Mit Harbke verbindet mich doch eine ganz wesentliche Zeit meiner Kindheit. Im Juli 1943 wurden wir in Hamburg ausgebombt, ich war damals sechs Jahre alt. Viele junge Familien, Frauen mit meist mehreren Kindern, wurden dann durch Sammeltransporte in Deutschland verteilt. So kamen wir über Haldensleben Ende Juli 1943 nach Harbke.

Das war für uns Kinder eine neue Welt. Einige Großbauern waren damals noch im Dorf, zum Beispiel Bauer André Trog. Trotzdem es war eine sehr schwere Zeit für unsere Mutter, drei Kinder zu versorgen.

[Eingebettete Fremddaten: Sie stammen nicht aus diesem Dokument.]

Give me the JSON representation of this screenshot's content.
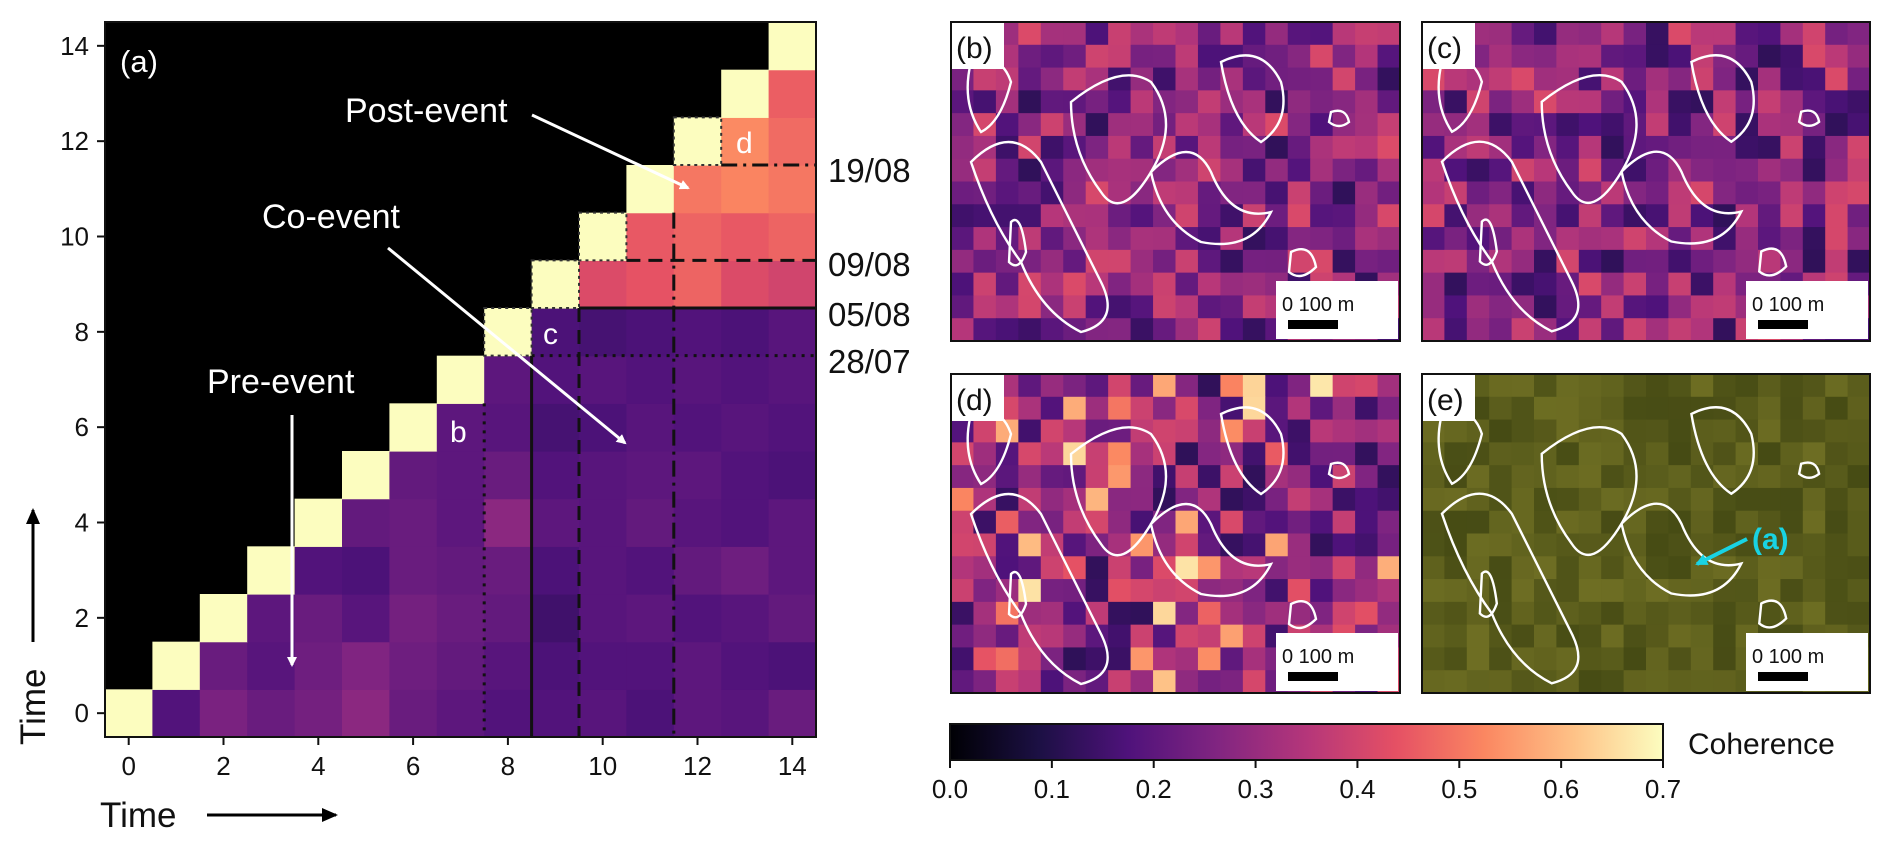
{
  "chart_data": [
    {
      "panel": "(a)",
      "type": "heatmap",
      "xlabel": "Time",
      "ylabel": "Time",
      "xlim": [
        -0.5,
        14.5
      ],
      "ylim": [
        -0.5,
        14.5
      ],
      "xticks": [
        "0",
        "2",
        "4",
        "6",
        "8",
        "10",
        "12",
        "14"
      ],
      "yticks": [
        "0",
        "2",
        "4",
        "6",
        "8",
        "10",
        "12",
        "14"
      ],
      "colormap": "magma",
      "grid": false,
      "diagonal_value": 0.7,
      "upper_triangle": "masked (black)",
      "values_row_major_from_y0": [
        [
          0.7,
          0.18,
          0.25,
          0.22,
          0.24,
          0.28,
          0.22,
          0.2,
          0.18,
          0.18,
          0.19,
          0.17,
          0.2,
          0.19,
          0.22
        ],
        [
          null,
          0.7,
          0.22,
          0.19,
          0.23,
          0.26,
          0.23,
          0.21,
          0.19,
          0.17,
          0.18,
          0.18,
          0.2,
          0.18,
          0.17
        ],
        [
          null,
          null,
          0.7,
          0.2,
          0.22,
          0.19,
          0.24,
          0.22,
          0.21,
          0.15,
          0.19,
          0.2,
          0.18,
          0.19,
          0.21
        ],
        [
          null,
          null,
          null,
          0.7,
          0.18,
          0.17,
          0.22,
          0.21,
          0.22,
          0.17,
          0.19,
          0.18,
          0.21,
          0.23,
          0.2
        ],
        [
          null,
          null,
          null,
          null,
          0.7,
          0.21,
          0.22,
          0.2,
          0.28,
          0.2,
          0.19,
          0.21,
          0.19,
          0.18,
          0.2
        ],
        [
          null,
          null,
          null,
          null,
          null,
          0.7,
          0.21,
          0.2,
          0.22,
          0.18,
          0.19,
          0.2,
          0.2,
          0.18,
          0.17
        ],
        [
          null,
          null,
          null,
          null,
          null,
          null,
          0.7,
          0.2,
          0.19,
          0.16,
          0.17,
          0.19,
          0.18,
          0.19,
          0.18
        ],
        [
          null,
          null,
          null,
          null,
          null,
          null,
          null,
          0.7,
          0.2,
          0.18,
          0.19,
          0.18,
          0.19,
          0.18,
          0.19
        ],
        [
          null,
          null,
          null,
          null,
          null,
          null,
          null,
          null,
          0.7,
          0.17,
          0.16,
          0.17,
          0.18,
          0.17,
          0.19
        ],
        [
          null,
          null,
          null,
          null,
          null,
          null,
          null,
          null,
          null,
          0.7,
          0.42,
          0.44,
          0.47,
          0.42,
          0.4
        ],
        [
          null,
          null,
          null,
          null,
          null,
          null,
          null,
          null,
          null,
          null,
          0.7,
          0.45,
          0.47,
          0.45,
          0.47
        ],
        [
          null,
          null,
          null,
          null,
          null,
          null,
          null,
          null,
          null,
          null,
          null,
          0.7,
          0.5,
          0.52,
          0.5
        ],
        [
          null,
          null,
          null,
          null,
          null,
          null,
          null,
          null,
          null,
          null,
          null,
          null,
          0.7,
          0.53,
          0.48
        ],
        [
          null,
          null,
          null,
          null,
          null,
          null,
          null,
          null,
          null,
          null,
          null,
          null,
          null,
          0.7,
          0.46
        ],
        [
          null,
          null,
          null,
          null,
          null,
          null,
          null,
          null,
          null,
          null,
          null,
          null,
          null,
          null,
          0.7
        ]
      ],
      "separators": [
        {
          "at": 7.5,
          "style": "dotted",
          "date": "28/07"
        },
        {
          "at": 8.5,
          "style": "solid",
          "date": "05/08"
        },
        {
          "at": 9.5,
          "style": "dashed",
          "date": "09/08"
        },
        {
          "at": 11.5,
          "style": "dashdot",
          "date": "19/08"
        }
      ],
      "annotations": {
        "panel_label": "(a)",
        "pre_event": "Pre-event",
        "co_event": "Co-event",
        "post_event": "Post-event",
        "cell_b": "b",
        "cell_c": "c",
        "cell_d": "d"
      }
    }
  ],
  "maps": [
    {
      "label": "(b)",
      "kind": "coherence",
      "scale_text": "0   100 m"
    },
    {
      "label": "(c)",
      "kind": "coherence",
      "scale_text": "0   100 m"
    },
    {
      "label": "(d)",
      "kind": "coherence",
      "scale_text": "0   100 m"
    },
    {
      "label": "(e)",
      "kind": "optical",
      "scale_text": "0   100 m",
      "callout": "(a)"
    }
  ],
  "colorbar": {
    "label": "Coherence",
    "min": 0.0,
    "max": 0.7,
    "ticks": [
      "0.0",
      "0.1",
      "0.2",
      "0.3",
      "0.4",
      "0.5",
      "0.6",
      "0.7"
    ]
  },
  "colors": {
    "magma_stops": [
      "#000004",
      "#1c1044",
      "#4f127b",
      "#812581",
      "#b5367a",
      "#e55064",
      "#fb8761",
      "#fec287",
      "#fcfdbf"
    ],
    "outline": "#ffffff",
    "callout": "#19d3e3"
  }
}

Zum ersten Mal einen Farbigen gesehen

1945 konnte ich versteckt die Einnahme Harbkes durch die Amerikaner miterleben. Wir wohnten direkt gegenüber des Gemeindebüros (das Haus steht nicht mehr) neben der großen Kastanie. Ein gewaltiger Kanonendonner ging übers Dorf. Es kam jemand aus dem Gemeindebüro, lief hinüber zum Spritzenturm und hisste oben die weiße Fahne. Kurz darauf standen die Panzer vor der Gemeinde. Der Bürgermeister wurde abgeführt. Zum ersten Mal sah ich dabei einen farbigen Menschen. Nach den Amerikanern kamen die Russen. Einige Hamburger Familien sind noch einen Tag vorher in den Westen abgereist.

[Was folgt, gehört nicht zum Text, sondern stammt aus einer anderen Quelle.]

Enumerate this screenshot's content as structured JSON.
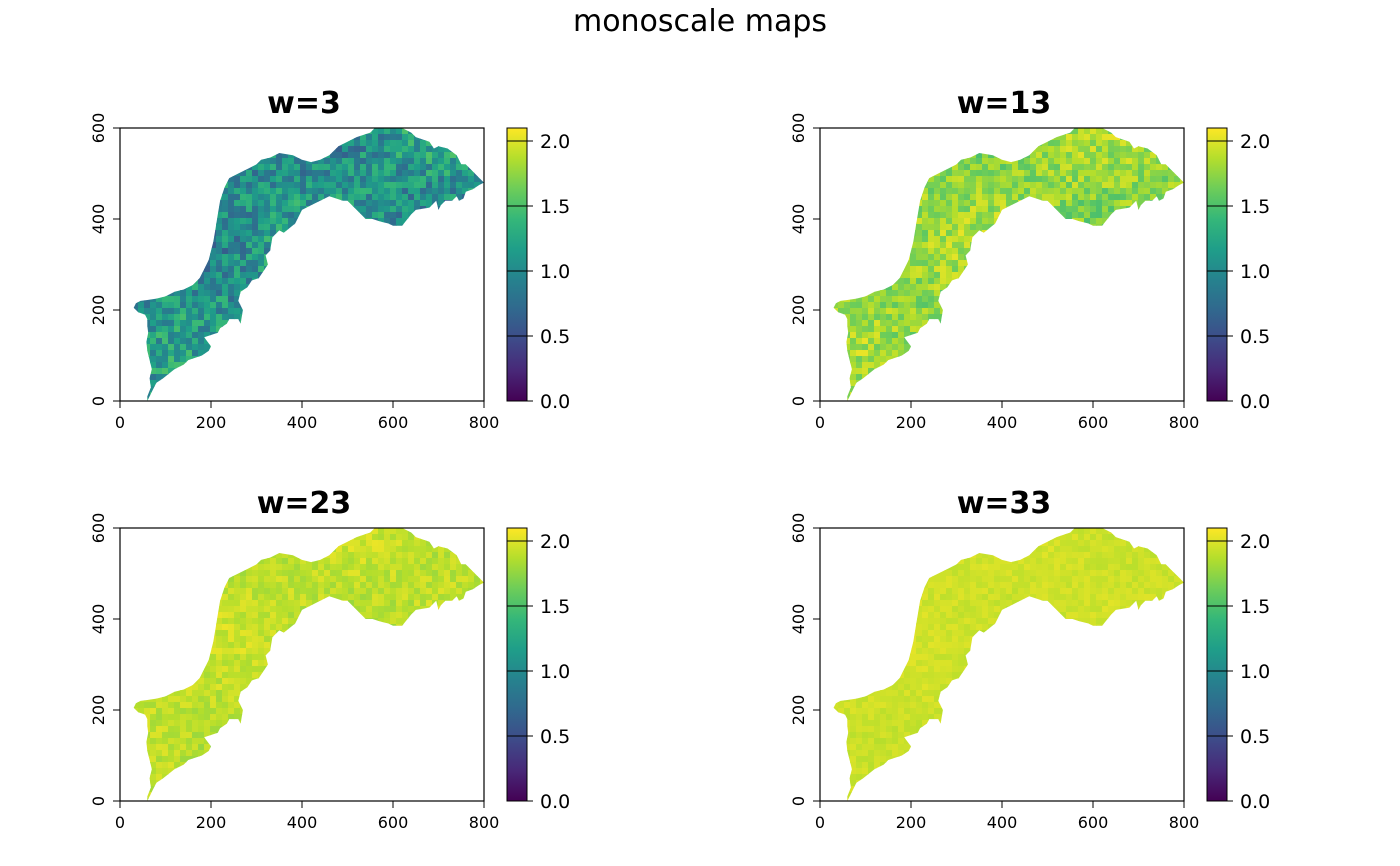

Nach einiger Zeit ohne Schule ging es dann weiter. Uns Kinder konnte man dann auch schnell für die neue Zeit begeistern. Ich war sogar kurz junger Pionier, mein erstes weißes Hemd mit blauem Tuch habe ich bekommen.

Um satt zu werden hatten wir Kaninchen. Futter suchen und schlachten - das war meine Aufgabe als Ältester. Auch habe ich dem Schlachter beim Schwarzschlachten der Schweine geholfen.

Meine Eltern wollten zurück nach Hamburg und sind diesen Schritt auch 1951 gegangen. Ich wollte nicht, hatte aber keine Wahl. 1957 war ich dann noch einmal in Harbke: bei der Familie Tell, auch eine Hamburger Familie. Dann war es erst 1989 mit der Maueröffnung möglich, wieder nach Harbke zu reisen.

Nächster Besuch schon fest eingeplant

Es ist schön zu sehen, welcher Fortschritt inzwischen geschehen ist: die Renovierung der Kirche (hier habe ich als Kind den Blasebalg der Orgel in Gang gesetzt und am Seil die Glocken geläutet) und die Orangerie, natürlich auch der schöne Schlosspark. Dafür auch meine Baumspende.

Bei meinem letzten Besuch in Harbke vorigen November begleitete mich mein Sohn Oliver. Auf unseren nächsten Besuch in Harbke, den wir schon geplant haben, freuen wir uns sehr.